IF ONLY BORIS JOHNSON had been as quick to respond to the threat of covid-19 as he was to
react to the threat of a new football super league. No sooner had six British clubs
announced their plan to form a breakaway league with top European clubs than the
government swung into action. Mr Johnson arranged a summit in Downing Street to discuss
ways of scuppering the scheme. Angry Tory MPs suggested possible punishments for
miscreants: a windfall tax on the breakaway clubs, fewer work permits to prevent the
signing of players from abroad, unleashing competition law, withdrawing police support
from matches and introducing a German-style ownership structure whereby fans own a
controlling 50%-plus-one of the clubs.
The Super League, a soufflé of arrogance and greed, quickly collapsed under sustained
assault from government and fans. Ed Woodward, the Manchester United executive widely
thought to be at the heart of the scheme, resigned. But despite its speedy demise the fracas
reveals something significant about the Conservative Party’s changing attitudes to business,
markets and globalisation.
Devamı da gayet ilginç.
In the Thatcher era the Conservatives acted as cheerleaders to the money-fuelled
transformation of a game that had become synonymous with dilapidated stands and
hooliganism. The most famous teams such as Liverpool and Manchester United became
global brands with a rising number of foreign players and fans.
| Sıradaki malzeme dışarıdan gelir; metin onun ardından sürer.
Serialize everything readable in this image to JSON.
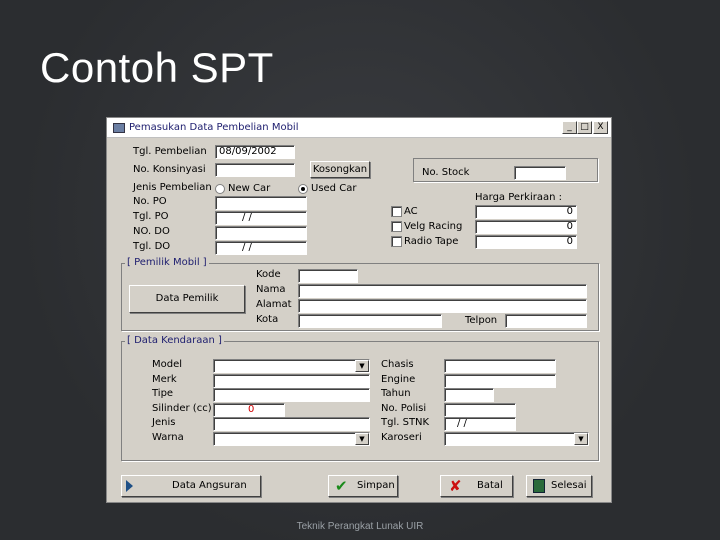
{
  "slide": {
    "title": "Contoh SPT",
    "footer": "Teknik Perangkat Lunak UIR"
  },
  "window": {
    "title": "Pemasukan Data Pembelian Mobil",
    "min_label": "_",
    "max_label": "□",
    "close_label": "X"
  },
  "purchase": {
    "tgl_pembelian_label": "Tgl. Pembelian",
    "tgl_pembelian_value": "08/09/2002",
    "no_konsinyasi_label": "No. Konsinyasi",
    "no_konsinyasi_value": "",
    "kosongkan_label": "Kosongkan",
    "jenis_pembelian_label": "Jenis Pembelian",
    "new_car_label": "New Car",
    "used_car_label": "Used Car",
    "no_po_label": "No. PO",
    "tgl_po_label": "Tgl. PO",
    "tgl_po_value": "/   /",
    "no_do_label": "NO. DO",
    "tgl_do_label": "Tgl. DO",
    "tgl_do_value": "/   /",
    "no_stock_label": "No. Stock",
    "harga_label": "Harga Perkiraan :",
    "ac_label": "AC",
    "ac_value": "0",
    "velg_label": "Velg Racing",
    "velg_value": "0",
    "radio_label": "Radio Tape",
    "radio_value": "0"
  },
  "owner": {
    "group_title": "[ Pemilik Mobil ]",
    "data_pemilik_label": "Data Pemilik",
    "kode_label": "Kode",
    "nama_label": "Nama",
    "alamat_label": "Alamat",
    "kota_label": "Kota",
    "telpon_label": "Telpon"
  },
  "vehicle": {
    "group_title": "[ Data Kendaraan ]",
    "model_label": "Model",
    "merk_label": "Merk",
    "tipe_label": "Tipe",
    "silinder_label": "Silinder (cc)",
    "silinder_value": "0",
    "jenis_label": "Jenis",
    "warna_label": "Warna",
    "chasis_label": "Chasis",
    "engine_label": "Engine",
    "tahun_label": "Tahun",
    "no_polisi_label": "No. Polisi",
    "tgl_stnk_label": "Tgl. STNK",
    "tgl_stnk_value": "/   /",
    "karoseri_label": "Karoseri"
  },
  "actions": {
    "angsuran_label": "Data Angsuran",
    "simpan_label": "Simpan",
    "batal_label": "Batal",
    "selesai_label": "Selesai"
  },
  "colors": {
    "accent": "#000080",
    "window_bg": "#d4d0c8",
    "group_title": "#202070",
    "silinder_red": "#d00000"
  }
}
Foreign billionaires bought
storied clubs despite having no roots in the cities that gave birth to them. Millionaire players
and their wives and girlfriends set the era’s vulgar tone. The rickety old stadiums were
replaced by American-style arenas but the skyrocketing cost of tickets priced poorer fans
out of the game.
Mr Johnson approved of this transformation as recently as 2005 when he pronounced that
allowing the sale of Manchester United to the Glazer brothers, American sports
entrepreneurs, was “basic Conservative philosophy”. But this week he played a very different tune, reprimanding the “billionaire club owners” for dislocating football from its
host communities. In an article in the Sun—a newspaper owned by Rupert Murdoch, who did
as much as anybody to drive the commercialisation of the game, and once tried to buy
Manchester United—he told fans: “It is your game, and you can rest assured that I’m going to
do everything I can to give this ludicrous plan a straight red.”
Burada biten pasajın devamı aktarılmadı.